Sean Hannity Explains Why He Looked and Sounded Different On Air

Viewers noticed Hannity looked and sounded different

Fox News viewers began pointing out that Sean Hannity, 64, looked puffier and sounded raspier on his prime-time show. Once the internet spots a change in a famous face, it starts acting like a neighborhood watch with broadband. Posts from both sides of the political aisle piled up fast, with some viewers worried and others treating the whole thing like a chance to audition for armchair doctor of the year. In other words, the usual online civility held up about as well as a paper umbrella in a hailstorm.

Hannity says a pinched nerve and prednisone caused the changes

Hannity answered the chatter on X and said he is fine. He explained that while training, he developed a painful pinched nerve in his neck. His doctor put him on prednisone to cut the inflammation, and that medication can cause puffiness and a hoarse voice. Hannity said the side effects are normal and that he is still recovering and still training. He also said the last few weeks of prednisone somehow drew more online attention than three decades of ratings success, which is not how anyone planned the week, but it is very on brand for social media.

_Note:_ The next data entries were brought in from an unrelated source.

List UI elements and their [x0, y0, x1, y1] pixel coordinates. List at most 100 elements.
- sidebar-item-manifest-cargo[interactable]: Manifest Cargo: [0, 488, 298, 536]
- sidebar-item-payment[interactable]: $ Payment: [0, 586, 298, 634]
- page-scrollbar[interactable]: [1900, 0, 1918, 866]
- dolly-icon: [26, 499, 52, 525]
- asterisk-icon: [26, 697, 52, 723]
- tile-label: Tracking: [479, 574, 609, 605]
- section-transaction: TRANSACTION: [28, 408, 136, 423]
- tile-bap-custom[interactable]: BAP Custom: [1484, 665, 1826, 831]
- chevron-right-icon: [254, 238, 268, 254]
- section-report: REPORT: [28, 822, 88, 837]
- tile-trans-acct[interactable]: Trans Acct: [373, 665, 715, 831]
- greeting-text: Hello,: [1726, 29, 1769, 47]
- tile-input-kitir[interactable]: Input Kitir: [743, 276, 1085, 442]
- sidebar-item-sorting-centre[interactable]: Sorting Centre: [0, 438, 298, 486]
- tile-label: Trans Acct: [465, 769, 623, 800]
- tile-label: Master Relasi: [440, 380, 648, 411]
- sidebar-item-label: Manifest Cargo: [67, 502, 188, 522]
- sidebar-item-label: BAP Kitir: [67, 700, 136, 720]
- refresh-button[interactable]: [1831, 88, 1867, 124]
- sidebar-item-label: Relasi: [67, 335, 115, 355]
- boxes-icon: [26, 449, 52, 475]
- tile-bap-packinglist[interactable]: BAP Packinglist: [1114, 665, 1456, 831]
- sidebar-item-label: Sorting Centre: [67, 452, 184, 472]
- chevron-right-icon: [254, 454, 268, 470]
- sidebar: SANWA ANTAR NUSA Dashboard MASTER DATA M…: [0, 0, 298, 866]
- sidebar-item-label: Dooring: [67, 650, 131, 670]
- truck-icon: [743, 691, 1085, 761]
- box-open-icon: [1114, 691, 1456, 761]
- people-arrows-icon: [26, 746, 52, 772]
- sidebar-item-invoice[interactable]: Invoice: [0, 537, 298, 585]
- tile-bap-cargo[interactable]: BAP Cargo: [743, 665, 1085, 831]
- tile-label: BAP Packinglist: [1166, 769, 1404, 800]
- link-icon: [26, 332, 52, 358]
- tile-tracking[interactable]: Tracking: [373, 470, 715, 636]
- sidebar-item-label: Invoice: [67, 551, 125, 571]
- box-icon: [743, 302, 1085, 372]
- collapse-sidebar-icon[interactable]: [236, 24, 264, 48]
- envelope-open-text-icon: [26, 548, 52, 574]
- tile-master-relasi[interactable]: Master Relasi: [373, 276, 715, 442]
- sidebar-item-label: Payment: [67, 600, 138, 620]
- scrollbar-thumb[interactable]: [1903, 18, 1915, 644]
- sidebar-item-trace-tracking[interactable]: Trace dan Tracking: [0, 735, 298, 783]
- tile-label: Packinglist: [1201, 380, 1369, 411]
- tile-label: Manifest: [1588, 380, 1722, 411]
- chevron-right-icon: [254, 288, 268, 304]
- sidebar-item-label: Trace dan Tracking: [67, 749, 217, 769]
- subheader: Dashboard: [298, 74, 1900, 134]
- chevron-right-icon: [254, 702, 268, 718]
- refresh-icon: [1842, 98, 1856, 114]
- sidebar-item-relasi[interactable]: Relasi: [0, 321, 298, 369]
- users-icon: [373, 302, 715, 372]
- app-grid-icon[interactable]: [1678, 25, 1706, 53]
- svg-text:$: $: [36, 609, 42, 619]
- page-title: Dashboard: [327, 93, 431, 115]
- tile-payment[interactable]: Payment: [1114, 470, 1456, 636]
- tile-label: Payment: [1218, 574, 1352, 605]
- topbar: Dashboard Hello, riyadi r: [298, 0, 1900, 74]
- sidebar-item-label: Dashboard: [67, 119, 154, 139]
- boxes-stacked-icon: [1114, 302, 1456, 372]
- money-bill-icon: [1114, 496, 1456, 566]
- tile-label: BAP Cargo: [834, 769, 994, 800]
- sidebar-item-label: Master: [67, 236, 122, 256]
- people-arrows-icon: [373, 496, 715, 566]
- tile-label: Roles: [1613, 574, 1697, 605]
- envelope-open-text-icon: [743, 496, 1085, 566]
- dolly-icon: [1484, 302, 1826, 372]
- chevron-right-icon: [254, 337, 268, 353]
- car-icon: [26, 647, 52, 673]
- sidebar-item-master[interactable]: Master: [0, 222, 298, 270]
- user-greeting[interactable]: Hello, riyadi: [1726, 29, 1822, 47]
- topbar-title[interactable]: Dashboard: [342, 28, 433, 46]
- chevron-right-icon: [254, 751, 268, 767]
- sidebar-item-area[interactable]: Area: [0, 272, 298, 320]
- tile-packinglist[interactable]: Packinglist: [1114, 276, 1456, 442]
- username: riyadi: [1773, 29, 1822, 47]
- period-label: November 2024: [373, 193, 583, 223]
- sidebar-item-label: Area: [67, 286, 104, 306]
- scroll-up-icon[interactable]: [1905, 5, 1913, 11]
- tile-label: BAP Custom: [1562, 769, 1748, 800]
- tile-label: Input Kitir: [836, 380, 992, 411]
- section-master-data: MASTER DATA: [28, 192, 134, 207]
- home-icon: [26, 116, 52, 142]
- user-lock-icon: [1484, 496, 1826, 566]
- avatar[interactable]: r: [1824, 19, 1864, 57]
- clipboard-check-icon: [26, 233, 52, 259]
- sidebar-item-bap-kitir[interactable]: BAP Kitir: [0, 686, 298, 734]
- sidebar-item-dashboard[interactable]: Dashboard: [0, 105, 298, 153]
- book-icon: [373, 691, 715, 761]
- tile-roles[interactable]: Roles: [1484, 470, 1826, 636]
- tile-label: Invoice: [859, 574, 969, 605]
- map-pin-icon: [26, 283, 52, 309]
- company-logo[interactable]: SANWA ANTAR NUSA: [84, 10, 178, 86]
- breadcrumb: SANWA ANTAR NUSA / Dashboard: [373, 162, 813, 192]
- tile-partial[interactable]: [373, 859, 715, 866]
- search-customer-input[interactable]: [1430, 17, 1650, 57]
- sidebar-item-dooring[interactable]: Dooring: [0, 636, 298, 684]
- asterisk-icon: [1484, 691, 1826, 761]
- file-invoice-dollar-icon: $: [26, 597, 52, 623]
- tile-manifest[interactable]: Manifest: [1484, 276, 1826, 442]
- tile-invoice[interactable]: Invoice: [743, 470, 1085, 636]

Fox News has a ratings workhorse on its hands

The health update matters because Hannity has long been one of Fox News’ biggest draws. His show has consistently outperformed many cable news rivals, and Fox has leaned on him for years as one of the network’s most reliable prime-time anchors. One of his biggest moments came in 2020, when he interviewed President Donald Trump on Super Bowl Sunday and helped drive record viewership. Fox’s company bio says Hannity is the longest-running current prime-time host in cable news history, which is the sort of line a network prints when it wants everyone to remember that ratings still pay the bills.

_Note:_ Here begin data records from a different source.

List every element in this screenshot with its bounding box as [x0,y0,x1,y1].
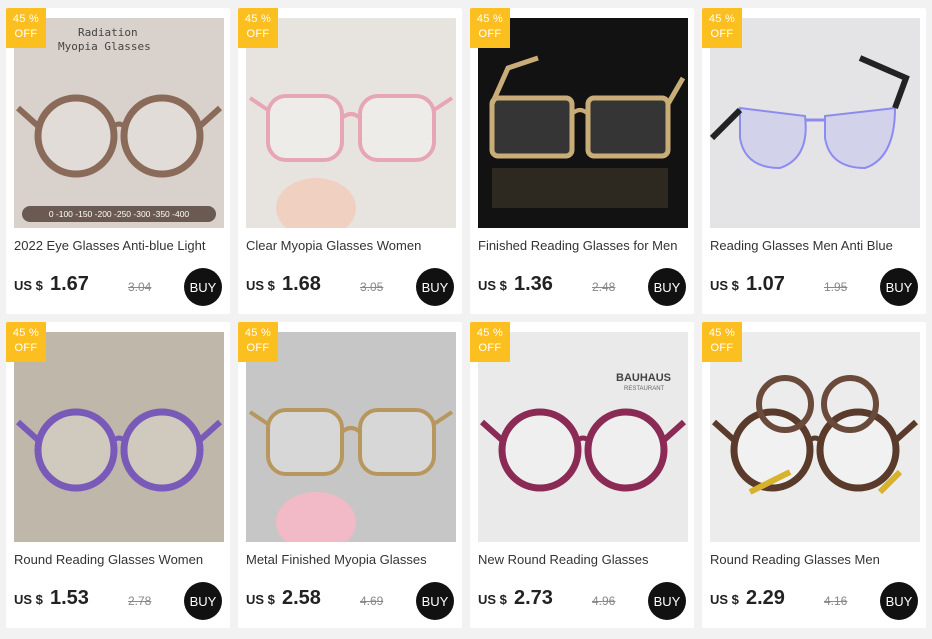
product-price: 2.58 [282,587,321,609]
image-caption: Radiation [78,26,138,39]
round-glasses-icon [14,332,224,542]
discount-badge: 45 % OFF [702,8,742,48]
product-price: 1.67 [50,273,89,295]
buy-button[interactable]: BUY [648,268,686,306]
product-image[interactable] [710,332,920,542]
product-card[interactable]: 45 % OFF Round Reading Glasses Women US … [6,322,230,628]
discount-off-label: OFF [478,342,502,354]
price-currency: US $ [710,592,739,607]
product-title[interactable]: Reading Glasses Men Anti Blue [710,238,920,253]
price-currency: US $ [710,278,739,293]
product-price: 1.36 [514,273,553,295]
discount-off-label: OFF [710,28,734,40]
discount-off-label: OFF [246,28,270,40]
original-price: 2.48 [592,280,616,294]
buy-button[interactable]: BUY [184,582,222,620]
buy-button[interactable]: BUY [648,582,686,620]
discount-percent: 45 % [476,13,504,25]
product-grid: Radiation Myopia Glasses 0 -100 -150 -200 … [6,8,928,630]
rectangle-glasses-icon [478,18,688,228]
discount-badge: 45 % OFF [702,322,742,362]
product-card[interactable]: 45 % OFF Clear Myopia Glasses Women US $… [238,8,462,314]
product-image[interactable] [14,332,224,542]
original-price: 2.78 [128,594,152,608]
product-image[interactable]: BAUHAUS RESTAURANT [478,332,688,542]
price-currency: US $ [246,278,275,293]
image-caption: Myopia Glasses [58,40,151,53]
discount-badge: 45 % OFF [6,8,46,48]
product-image[interactable] [710,18,920,228]
product-price: 2.73 [514,587,553,609]
product-title[interactable]: Round Reading Glasses Men [710,552,920,567]
buy-button[interactable]: BUY [416,268,454,306]
discount-badge: 45 % OFF [238,8,278,48]
discount-off-label: OFF [14,342,38,354]
round-glasses-icon [478,332,688,542]
product-card[interactable]: 45 % OFF Reading Glasses Men Anti Blue U… [702,8,926,314]
price-currency: US $ [478,278,507,293]
original-price: 4.96 [592,594,616,608]
discount-percent: 45 % [12,13,40,25]
discount-badge: 45 % OFF [470,322,510,362]
original-price: 3.05 [360,280,384,294]
buy-button[interactable]: BUY [416,582,454,620]
original-price: 4.16 [824,594,848,608]
rimless-glasses-icon [710,18,920,228]
product-title[interactable]: Round Reading Glasses Women [14,552,224,567]
discount-off-label: OFF [478,28,502,40]
square-glasses-icon [246,18,456,228]
product-title[interactable]: 2022 Eye Glasses Anti-blue Light [14,238,224,253]
product-card[interactable]: Radiation Myopia Glasses 0 -100 -150 -200 … [6,8,230,314]
product-image[interactable] [478,18,688,228]
price-currency: US $ [14,592,43,607]
discount-percent: 45 % [476,327,504,339]
product-card[interactable]: 45 % OFF Round Reading Glasses Men US $ … [702,322,926,628]
discount-percent: 45 % [12,327,40,339]
price-currency: US $ [478,592,507,607]
buy-button[interactable]: BUY [880,582,918,620]
buy-button[interactable]: BUY [880,268,918,306]
product-price: 1.68 [282,273,321,295]
product-card[interactable]: 45 % OFF Metal Finished Myopia Glasses U… [238,322,462,628]
product-image[interactable] [246,332,456,542]
price-currency: US $ [14,278,43,293]
product-card[interactable]: BAUHAUS RESTAURANT 45 % OFF New Round Rea… [470,322,694,628]
product-title[interactable]: Finished Reading Glasses for Men [478,238,688,253]
buy-button[interactable]: BUY [184,268,222,306]
product-title[interactable]: Metal Finished Myopia Glasses [246,552,456,567]
discount-percent: 45 % [708,327,736,339]
product-price: 1.53 [50,587,89,609]
product-image[interactable] [246,18,456,228]
metal-glasses-icon [246,332,456,542]
discount-badge: 45 % OFF [470,8,510,48]
discount-percent: 45 % [708,13,736,25]
discount-badge: 45 % OFF [238,322,278,362]
tortoise-glasses-icon [710,332,920,542]
product-price: 2.29 [746,587,785,609]
original-price: 1.95 [824,280,848,294]
product-price: 1.07 [746,273,785,295]
price-currency: US $ [246,592,275,607]
product-card[interactable]: 45 % OFF Finished Reading Glasses for Me… [470,8,694,314]
product-title[interactable]: Clear Myopia Glasses Women [246,238,456,253]
discount-percent: 45 % [244,13,272,25]
image-caption: BAUHAUS [616,372,671,384]
diopter-scale: 0 -100 -150 -200 -250 -300 -350 -400 [22,206,216,222]
product-image[interactable]: Radiation Myopia Glasses 0 -100 -150 -200 … [14,18,224,228]
discount-off-label: OFF [246,342,270,354]
discount-off-label: OFF [14,28,38,40]
image-caption: RESTAURANT [624,386,665,392]
original-price: 3.04 [128,280,152,294]
original-price: 4.69 [360,594,384,608]
discount-off-label: OFF [710,342,734,354]
product-title[interactable]: New Round Reading Glasses [478,552,688,567]
discount-percent: 45 % [244,327,272,339]
discount-badge: 45 % OFF [6,322,46,362]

Social media turned concern into commentary, as usual

The whole episode also shows how fast a visible change can become a public guessing game. Some users posted concern, others went straight to jokes, and a few acted as if they had subpoena power over a television host’s face. Hannity’s explanation was simple and believable: a neck injury, a prescription for inflammation, and the usual side effects that come with it. That should have been enough, but the online world rarely passes up a chance to confuse speculation with insight. It is a remarkable system, really. Give people one blurry clip and a medical term, and suddenly they are all veterans of the pharmaceutical industry.